The stock could trade for $33 to $54 a share after making changes to operations, capital allocation and strategy, Elliott said in a statement after the close of regular trading. The shares rose 1.6 percent to $23.15 at 5:35 p.m. in New York.
Arconic said its board, which consists of Kleinfeld and 12 directors, “unanimously supports” management.
“The board has conducted an intensive and extensive review of Elliott’s allegations and has concluded that many of them are misleading or not substantiated,” the company said in a statement.
The corporate split marked the culmination of a strategy pursued by Kleinfeld, 59, who took the reins at Alcoa in 2008 before engineering the carve-out of Arconic. The former Siemens CEO relentlessly emphasized Alcoa’s focus on value-added aluminum products while cutting costs at a commodity-aluminum business that was once the world’s largest by volume.
Lawson, 58, a veteran of Lockheed Martin Corp., has a reputation as a tough manager who gets results. He led Lockheed’s F-35 fighter program and ran its aeronautics division before joining Spirit AeroSystems as CEO in 2013.
Lawson caught analysts off guard in June with an announcement he would retire from Spirit the following month after turning around the aerospace supplier.
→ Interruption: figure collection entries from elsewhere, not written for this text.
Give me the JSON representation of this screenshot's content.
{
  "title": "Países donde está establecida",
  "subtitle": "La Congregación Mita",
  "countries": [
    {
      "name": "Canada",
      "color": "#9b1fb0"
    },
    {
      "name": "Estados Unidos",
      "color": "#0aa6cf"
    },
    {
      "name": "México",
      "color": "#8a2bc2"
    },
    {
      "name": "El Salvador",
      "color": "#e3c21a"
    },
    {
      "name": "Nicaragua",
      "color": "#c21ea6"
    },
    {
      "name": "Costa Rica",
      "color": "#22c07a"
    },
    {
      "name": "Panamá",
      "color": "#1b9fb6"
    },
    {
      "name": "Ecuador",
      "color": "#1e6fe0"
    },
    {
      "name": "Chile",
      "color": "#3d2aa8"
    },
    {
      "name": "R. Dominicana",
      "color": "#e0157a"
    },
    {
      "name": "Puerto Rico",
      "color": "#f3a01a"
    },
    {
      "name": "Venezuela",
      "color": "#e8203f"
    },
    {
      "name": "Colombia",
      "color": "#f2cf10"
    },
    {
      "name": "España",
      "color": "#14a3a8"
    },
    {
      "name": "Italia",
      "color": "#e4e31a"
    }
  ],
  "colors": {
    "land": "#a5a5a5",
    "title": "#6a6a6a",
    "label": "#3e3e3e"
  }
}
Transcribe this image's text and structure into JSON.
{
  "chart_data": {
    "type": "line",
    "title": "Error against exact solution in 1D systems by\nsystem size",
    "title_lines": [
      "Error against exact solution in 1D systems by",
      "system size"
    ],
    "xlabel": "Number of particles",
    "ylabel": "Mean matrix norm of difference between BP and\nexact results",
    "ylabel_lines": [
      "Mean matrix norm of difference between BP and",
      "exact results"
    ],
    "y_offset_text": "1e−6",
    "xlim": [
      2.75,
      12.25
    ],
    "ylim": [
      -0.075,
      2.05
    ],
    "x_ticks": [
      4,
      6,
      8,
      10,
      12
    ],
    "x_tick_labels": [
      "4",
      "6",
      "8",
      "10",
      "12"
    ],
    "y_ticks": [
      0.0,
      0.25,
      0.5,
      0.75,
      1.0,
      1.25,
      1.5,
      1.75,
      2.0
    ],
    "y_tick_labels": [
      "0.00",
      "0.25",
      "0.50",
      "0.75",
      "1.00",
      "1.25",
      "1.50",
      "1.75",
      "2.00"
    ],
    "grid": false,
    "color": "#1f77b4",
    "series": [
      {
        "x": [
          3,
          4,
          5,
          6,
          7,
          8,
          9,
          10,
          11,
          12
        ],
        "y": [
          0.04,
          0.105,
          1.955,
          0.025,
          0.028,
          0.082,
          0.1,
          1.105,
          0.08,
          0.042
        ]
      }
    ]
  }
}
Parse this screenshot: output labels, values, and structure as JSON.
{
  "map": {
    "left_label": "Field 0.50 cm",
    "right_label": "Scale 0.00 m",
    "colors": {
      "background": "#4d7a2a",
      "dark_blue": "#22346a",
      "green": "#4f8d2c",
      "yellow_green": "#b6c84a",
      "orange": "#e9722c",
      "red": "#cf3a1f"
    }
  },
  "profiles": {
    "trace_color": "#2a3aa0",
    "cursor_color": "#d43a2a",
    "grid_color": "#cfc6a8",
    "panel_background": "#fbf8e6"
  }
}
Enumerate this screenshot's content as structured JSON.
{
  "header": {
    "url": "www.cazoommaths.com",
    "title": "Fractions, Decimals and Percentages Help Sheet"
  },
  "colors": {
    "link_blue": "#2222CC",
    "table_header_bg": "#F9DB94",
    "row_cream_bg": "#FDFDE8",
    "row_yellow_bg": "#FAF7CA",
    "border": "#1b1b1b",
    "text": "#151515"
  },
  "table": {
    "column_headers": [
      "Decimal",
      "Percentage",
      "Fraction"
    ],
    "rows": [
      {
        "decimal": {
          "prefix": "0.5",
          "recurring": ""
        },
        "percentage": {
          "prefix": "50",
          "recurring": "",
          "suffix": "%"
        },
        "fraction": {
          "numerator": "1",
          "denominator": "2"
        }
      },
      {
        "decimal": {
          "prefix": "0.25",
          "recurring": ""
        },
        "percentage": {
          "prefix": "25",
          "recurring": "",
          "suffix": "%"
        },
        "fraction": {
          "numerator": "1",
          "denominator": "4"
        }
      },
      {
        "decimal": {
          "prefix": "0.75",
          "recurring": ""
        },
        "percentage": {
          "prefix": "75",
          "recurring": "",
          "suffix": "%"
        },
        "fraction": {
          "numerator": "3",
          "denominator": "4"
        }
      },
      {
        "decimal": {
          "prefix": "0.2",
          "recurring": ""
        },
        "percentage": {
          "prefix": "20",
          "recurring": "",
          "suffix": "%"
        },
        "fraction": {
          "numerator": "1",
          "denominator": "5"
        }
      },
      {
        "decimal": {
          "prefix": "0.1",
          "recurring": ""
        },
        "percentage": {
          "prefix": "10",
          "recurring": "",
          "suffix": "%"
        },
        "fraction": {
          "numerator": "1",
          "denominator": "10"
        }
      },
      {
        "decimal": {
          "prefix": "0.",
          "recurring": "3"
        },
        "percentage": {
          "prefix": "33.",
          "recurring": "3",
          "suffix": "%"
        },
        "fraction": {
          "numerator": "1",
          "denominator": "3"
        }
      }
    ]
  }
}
Under his watch, net income more than tripled as the company expanded its relationship with Airbus Group SE and shed an unprofitable wing production business.
But several key executives also departed in Lawson’s last months amid an impasse on a contract agreement with Boeing Co. and a “seriously fractured” relationship with the planemaker, Carter Copeland, an aerospace analyst with Barclays Capital Inc., wrote in a June 9 report. Shareholders admired the CEO for his results “but we get the sense that the employee base doesn’t love Larry Lawson as much,” Copeland wrote.
Elliott’s nominees to the Arconic board, all former CEOs of the companies listed, are Christopher Ayers of WireCo WorldGroup Inc.; Elmer L. Doty of Accudyne Industries; Charles M. Hall of AM General; Bernd F. Kessler of SRTechnics AG; and Patrice E. Merrin of Luscar Ltd.
Along with Lawson, Ayers and Doty have deep experience dealing with Boeing, the world’s largest planemaker and Arconic’s largest customer, according to a Bloomberg supply-chain analysis.
Elliott has been one of the busiest activist investors under its head of U.S. equity activism, Jesse Cohn. Already this year, Elliott disclosed new positions in power producer NRG Energy Inc. together with Bluescape Energy Partners, and in health-care services and software group Advisory Board Co.
Elliott also welcomed oil refiner target Marathon Petroleum Corp.’s announcement it would accelerate a sale of assets to its master limited partnership and consider a spinoff of its gasoline and convenience stores.
While most of Elliott’s investments aren’t active -- where it amasses shares and seeks to convince executives and directors to make changes to boost shareholder returns -- it’s those campaigns that often attract the most attention. Elliott recently also went active at South Korean conglomerate Samsung Electronics Co.